Seeds are amazing structures, capable of protecting an embryonic plant for hundreds of years in a state of suspended animation, awaiting the onset of favorable conditions to initiate germination. The seed represents a pause in the lifecycle of plants that is so effective, it conferred a major selective advantage on those species having it, the earliest of which arose in the late Devonian (417-354 Mya) and came to dominate by the early Mesozoic.
Seeds possess a number of improvements over spores that are adaptive, including a seed coat, multicellular embryonic seedling, and a significant reserve of energy. The thickness and material making up the seed coat varies from species to species and plays a role in the particular kind of dormancy experienced by a seed. The nature of the coat also influences the kinds of signals that are able to reach the embryo and release dormancy.
Plants producing thick, lignified seed coats typically undergo coat-imposed dormancy, characterized by the physical exclusion of light and water, extremely limited gas exchange between the embryo and the environment, and the maintenance of high concentrations of the dormancy-promoting hormone abscisic acid. Some seeds having this kind of dormancy can endure for hundreds of years and remain viable . These seeds are “hermetically sealed” packages, and must be broken open in order for germination to proceed. This breakdown may occur through the activity of animals (including exposure to digestive acids), exposure to freeze-thaw cycles, or other weathering processes.
Plants not having a thickened coat remain capable of dormancy, but rather than the physical restriction of exchange, dormancy arises from production of and response to particular chemical messages. In actual fact, both kinds of dormancy use chemical signaling to promote or release dormancy, but seeds with thickened coats have an additional mechanism for protecting the dormant state of the embryo.

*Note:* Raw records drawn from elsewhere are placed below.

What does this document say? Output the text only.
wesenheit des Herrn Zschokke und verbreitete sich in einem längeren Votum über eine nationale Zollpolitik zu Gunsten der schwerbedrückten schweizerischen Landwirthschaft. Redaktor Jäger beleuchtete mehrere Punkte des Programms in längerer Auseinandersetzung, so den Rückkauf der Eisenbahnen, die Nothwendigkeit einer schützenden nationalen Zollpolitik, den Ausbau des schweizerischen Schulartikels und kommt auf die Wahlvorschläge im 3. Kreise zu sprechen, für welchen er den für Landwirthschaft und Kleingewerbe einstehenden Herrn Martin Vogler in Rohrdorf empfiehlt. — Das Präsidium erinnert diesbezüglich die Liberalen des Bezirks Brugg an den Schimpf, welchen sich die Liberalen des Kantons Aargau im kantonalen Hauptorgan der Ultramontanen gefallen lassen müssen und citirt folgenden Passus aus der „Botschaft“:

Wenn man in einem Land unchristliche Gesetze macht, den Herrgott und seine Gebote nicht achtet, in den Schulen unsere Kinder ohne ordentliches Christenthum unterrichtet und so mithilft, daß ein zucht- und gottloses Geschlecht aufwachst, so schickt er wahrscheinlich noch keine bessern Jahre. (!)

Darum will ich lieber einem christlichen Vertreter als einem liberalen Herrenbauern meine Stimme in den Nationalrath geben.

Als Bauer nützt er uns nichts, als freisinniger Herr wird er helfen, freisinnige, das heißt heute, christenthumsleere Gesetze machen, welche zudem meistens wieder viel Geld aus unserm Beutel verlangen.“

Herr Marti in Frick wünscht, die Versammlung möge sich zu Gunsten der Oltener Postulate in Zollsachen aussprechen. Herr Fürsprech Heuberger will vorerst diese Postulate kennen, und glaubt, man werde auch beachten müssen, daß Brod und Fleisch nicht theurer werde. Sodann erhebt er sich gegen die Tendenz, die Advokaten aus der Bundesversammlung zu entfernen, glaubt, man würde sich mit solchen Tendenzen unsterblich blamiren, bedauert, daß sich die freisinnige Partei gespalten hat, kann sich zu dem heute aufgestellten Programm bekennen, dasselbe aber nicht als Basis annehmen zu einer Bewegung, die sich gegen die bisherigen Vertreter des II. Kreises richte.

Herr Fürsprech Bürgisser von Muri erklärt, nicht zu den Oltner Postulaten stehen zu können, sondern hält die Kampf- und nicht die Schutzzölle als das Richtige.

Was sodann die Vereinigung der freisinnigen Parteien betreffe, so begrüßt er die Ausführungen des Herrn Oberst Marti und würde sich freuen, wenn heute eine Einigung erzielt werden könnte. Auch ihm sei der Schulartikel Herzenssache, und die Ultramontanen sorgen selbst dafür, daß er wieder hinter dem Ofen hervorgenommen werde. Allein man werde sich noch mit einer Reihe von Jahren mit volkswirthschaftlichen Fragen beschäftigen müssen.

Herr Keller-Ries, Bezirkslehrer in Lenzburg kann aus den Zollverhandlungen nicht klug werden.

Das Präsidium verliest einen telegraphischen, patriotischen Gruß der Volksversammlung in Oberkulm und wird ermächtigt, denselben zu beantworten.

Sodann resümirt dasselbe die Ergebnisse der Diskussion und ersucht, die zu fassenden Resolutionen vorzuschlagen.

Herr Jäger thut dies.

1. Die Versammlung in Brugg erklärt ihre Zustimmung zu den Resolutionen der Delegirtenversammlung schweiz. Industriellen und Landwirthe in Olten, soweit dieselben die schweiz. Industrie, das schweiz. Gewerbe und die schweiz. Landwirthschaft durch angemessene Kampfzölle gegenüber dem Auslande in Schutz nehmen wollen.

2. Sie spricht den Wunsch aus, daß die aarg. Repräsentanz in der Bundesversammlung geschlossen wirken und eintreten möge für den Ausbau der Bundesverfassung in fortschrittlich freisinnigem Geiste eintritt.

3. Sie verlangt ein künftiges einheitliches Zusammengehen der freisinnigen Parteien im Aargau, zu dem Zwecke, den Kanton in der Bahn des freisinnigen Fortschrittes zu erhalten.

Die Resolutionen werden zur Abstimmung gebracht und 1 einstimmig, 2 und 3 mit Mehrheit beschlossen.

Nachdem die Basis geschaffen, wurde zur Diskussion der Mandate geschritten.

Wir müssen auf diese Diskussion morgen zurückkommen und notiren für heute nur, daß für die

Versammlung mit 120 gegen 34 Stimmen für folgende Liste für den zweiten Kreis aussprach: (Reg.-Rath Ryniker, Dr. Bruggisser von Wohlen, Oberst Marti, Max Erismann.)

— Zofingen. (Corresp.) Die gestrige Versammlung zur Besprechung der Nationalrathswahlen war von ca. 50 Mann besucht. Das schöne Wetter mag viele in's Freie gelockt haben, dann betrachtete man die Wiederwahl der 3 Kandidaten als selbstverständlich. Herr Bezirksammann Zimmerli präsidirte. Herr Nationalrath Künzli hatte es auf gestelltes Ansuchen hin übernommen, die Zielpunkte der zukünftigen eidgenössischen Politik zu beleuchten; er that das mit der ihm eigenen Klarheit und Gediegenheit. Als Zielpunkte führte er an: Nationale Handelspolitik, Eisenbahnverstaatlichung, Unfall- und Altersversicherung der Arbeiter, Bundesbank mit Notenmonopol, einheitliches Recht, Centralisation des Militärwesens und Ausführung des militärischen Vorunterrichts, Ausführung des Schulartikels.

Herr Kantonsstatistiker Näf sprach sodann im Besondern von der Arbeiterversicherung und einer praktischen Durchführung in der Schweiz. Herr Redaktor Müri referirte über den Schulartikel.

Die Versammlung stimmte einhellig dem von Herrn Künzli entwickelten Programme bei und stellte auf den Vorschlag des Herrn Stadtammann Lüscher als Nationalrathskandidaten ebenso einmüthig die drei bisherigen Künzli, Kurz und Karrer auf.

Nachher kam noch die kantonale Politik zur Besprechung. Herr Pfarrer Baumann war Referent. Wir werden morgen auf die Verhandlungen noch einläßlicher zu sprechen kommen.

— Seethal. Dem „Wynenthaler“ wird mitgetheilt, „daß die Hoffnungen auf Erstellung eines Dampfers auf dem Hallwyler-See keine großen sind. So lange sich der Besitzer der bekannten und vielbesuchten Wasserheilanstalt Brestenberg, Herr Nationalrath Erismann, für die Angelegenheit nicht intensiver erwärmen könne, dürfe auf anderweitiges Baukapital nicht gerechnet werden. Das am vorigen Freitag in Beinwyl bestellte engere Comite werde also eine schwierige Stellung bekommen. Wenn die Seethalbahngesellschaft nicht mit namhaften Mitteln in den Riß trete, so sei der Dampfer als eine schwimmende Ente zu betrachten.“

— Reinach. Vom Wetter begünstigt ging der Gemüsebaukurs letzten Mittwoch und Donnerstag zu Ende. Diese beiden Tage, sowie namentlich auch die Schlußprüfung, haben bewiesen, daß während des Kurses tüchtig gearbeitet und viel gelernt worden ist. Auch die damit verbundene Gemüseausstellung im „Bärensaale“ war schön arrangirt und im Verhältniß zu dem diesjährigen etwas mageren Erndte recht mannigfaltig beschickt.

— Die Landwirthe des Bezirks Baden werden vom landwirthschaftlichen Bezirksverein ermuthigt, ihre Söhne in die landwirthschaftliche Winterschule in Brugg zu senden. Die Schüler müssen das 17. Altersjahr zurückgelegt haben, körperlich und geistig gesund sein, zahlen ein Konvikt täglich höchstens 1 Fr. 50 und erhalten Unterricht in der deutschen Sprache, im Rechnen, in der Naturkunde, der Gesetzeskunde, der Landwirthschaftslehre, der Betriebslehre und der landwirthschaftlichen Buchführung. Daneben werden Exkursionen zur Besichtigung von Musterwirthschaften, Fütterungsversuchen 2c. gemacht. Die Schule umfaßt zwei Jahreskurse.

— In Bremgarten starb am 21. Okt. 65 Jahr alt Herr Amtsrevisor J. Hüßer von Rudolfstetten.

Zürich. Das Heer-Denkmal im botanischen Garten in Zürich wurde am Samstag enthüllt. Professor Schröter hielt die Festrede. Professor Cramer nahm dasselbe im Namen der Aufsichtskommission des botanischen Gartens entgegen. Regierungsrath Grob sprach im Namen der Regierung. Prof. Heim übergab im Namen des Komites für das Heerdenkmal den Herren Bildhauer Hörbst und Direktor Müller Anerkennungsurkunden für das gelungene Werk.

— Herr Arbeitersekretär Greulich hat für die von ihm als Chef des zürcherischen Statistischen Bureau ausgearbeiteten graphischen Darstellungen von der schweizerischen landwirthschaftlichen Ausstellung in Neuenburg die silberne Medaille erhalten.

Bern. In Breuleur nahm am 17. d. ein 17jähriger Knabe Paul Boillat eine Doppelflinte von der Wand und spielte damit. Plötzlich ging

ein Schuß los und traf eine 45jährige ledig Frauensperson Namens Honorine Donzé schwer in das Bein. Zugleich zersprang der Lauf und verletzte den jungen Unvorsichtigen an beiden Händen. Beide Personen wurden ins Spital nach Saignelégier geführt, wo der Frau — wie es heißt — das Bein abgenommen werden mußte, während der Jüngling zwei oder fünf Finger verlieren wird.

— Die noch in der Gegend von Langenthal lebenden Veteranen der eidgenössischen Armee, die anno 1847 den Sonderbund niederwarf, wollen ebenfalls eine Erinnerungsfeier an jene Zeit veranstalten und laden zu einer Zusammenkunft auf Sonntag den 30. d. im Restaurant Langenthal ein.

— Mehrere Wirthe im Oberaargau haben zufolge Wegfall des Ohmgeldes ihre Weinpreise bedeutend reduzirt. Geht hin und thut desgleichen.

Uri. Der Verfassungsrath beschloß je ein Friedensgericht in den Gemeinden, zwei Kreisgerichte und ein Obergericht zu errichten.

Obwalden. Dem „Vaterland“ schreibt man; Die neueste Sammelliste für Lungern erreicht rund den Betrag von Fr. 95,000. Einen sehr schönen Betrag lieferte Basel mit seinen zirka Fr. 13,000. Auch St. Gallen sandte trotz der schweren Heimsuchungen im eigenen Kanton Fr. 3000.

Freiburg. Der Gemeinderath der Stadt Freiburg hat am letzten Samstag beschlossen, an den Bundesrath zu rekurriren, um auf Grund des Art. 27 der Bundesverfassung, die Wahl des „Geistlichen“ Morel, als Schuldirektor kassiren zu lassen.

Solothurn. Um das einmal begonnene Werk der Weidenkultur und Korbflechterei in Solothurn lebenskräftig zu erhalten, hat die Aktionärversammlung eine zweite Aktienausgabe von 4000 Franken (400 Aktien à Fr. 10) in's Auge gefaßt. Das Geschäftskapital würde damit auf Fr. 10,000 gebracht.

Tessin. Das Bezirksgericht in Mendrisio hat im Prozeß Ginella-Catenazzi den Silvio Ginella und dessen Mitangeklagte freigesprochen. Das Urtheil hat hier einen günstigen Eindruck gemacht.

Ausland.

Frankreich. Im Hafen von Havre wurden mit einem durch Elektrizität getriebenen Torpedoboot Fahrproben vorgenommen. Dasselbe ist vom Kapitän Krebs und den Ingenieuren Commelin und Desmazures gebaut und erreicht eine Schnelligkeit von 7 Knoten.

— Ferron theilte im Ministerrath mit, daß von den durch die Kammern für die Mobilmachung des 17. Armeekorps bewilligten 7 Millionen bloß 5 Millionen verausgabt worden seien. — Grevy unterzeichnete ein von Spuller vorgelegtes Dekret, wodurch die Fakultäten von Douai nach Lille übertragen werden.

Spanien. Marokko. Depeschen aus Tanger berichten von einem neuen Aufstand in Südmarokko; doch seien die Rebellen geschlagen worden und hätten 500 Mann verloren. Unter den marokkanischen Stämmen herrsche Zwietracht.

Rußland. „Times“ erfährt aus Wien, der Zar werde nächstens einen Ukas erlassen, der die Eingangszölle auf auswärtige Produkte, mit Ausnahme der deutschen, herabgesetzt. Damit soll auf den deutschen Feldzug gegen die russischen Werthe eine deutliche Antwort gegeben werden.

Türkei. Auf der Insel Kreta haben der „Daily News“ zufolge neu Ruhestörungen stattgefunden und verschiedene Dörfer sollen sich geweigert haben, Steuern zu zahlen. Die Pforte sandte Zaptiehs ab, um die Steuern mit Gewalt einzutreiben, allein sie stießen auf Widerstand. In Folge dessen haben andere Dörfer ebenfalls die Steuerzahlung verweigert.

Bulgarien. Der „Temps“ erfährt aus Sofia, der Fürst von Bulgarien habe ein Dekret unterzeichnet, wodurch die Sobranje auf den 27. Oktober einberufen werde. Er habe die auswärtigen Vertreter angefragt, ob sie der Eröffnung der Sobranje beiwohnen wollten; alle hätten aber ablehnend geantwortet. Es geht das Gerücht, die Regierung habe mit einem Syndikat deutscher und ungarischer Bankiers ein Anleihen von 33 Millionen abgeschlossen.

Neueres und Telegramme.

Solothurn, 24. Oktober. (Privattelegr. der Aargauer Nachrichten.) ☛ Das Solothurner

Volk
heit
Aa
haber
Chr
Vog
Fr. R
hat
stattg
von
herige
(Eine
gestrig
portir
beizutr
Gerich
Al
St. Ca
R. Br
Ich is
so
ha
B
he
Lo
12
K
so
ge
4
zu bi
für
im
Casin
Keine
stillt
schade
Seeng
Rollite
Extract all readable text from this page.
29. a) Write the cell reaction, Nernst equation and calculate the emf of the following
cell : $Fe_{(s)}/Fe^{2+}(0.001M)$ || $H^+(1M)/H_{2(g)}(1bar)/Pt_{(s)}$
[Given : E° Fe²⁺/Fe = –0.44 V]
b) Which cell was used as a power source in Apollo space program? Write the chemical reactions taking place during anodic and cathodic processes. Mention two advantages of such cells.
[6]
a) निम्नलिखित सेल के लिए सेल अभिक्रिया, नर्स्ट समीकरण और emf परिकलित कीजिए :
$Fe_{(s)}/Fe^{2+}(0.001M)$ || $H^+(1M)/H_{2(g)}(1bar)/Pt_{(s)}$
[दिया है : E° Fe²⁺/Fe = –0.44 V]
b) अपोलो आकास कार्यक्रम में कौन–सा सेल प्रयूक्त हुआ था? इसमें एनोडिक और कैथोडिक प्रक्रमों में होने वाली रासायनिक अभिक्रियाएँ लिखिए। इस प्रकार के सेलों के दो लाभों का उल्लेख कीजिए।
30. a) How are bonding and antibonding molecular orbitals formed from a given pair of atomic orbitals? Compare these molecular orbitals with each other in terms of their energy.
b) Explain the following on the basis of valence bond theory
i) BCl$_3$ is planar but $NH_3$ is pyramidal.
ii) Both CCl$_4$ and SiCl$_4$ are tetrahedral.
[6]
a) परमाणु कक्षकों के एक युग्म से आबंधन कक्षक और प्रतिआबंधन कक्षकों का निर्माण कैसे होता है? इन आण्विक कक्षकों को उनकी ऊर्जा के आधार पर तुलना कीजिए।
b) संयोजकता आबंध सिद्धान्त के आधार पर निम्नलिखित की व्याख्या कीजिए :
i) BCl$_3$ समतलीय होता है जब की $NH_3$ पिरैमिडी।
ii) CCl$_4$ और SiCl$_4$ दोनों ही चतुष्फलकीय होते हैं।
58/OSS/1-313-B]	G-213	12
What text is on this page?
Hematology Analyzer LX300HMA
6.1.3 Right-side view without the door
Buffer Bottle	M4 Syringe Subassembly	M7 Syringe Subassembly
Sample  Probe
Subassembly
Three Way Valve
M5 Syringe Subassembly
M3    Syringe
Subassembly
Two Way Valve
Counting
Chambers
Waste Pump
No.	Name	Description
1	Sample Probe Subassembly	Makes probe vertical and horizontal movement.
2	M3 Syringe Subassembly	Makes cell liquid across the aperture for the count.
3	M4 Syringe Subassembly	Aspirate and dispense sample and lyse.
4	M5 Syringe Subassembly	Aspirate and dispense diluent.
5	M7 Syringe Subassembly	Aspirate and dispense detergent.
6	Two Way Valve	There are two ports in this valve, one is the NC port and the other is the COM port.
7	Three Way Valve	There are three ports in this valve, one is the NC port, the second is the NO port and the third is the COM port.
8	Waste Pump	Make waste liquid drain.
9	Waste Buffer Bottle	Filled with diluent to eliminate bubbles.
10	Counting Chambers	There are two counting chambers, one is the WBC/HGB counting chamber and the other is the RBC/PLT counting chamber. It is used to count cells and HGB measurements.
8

In addition to a seed coat, all seeds contain a supply of energy contributed by the parent. Depending on the kind of plant, this energy supply may take one of two different forms. In some plants the energy deposited by the parent remains in a large, starchy mass known as endosperm. Grasses (Family Poaceae) such as wheat (Triticum aestivum), maize (Zea mays), and rice (Oryza sativa) all maintain a prominent endosperm throughout seed maturation and dormancy. It is the endosperm, in fact, that we are eating when we eat grains like rice and wheat. In other plants, the endosperm may be absorbed fully by the developing embryo and stored in specialized seed leaves called cotyledons. Plants such as beans (Family Fabaceae) are representative of this strategy.
The embryo is the result of fertilization, or syngamy (fusion of gametes). Upon the fusion of the sperm nucleus with the egg nucleus inside the ovule, a single-celled zygote forms and begins developing into the embryo. As early as the first division of the zygote, polarity has already been established that will govern the apical-basal axis of the embryo. The embryo is fully dependent upon the parent plant for nutrition during seed maturation and early seedling establishment, until the seedling becomes photosynthetic and therefore autotrophic (self-feeding). Before this, the embryonic plant is in fact heterotrophic, benefiting from the investment of photosynthate from its parent.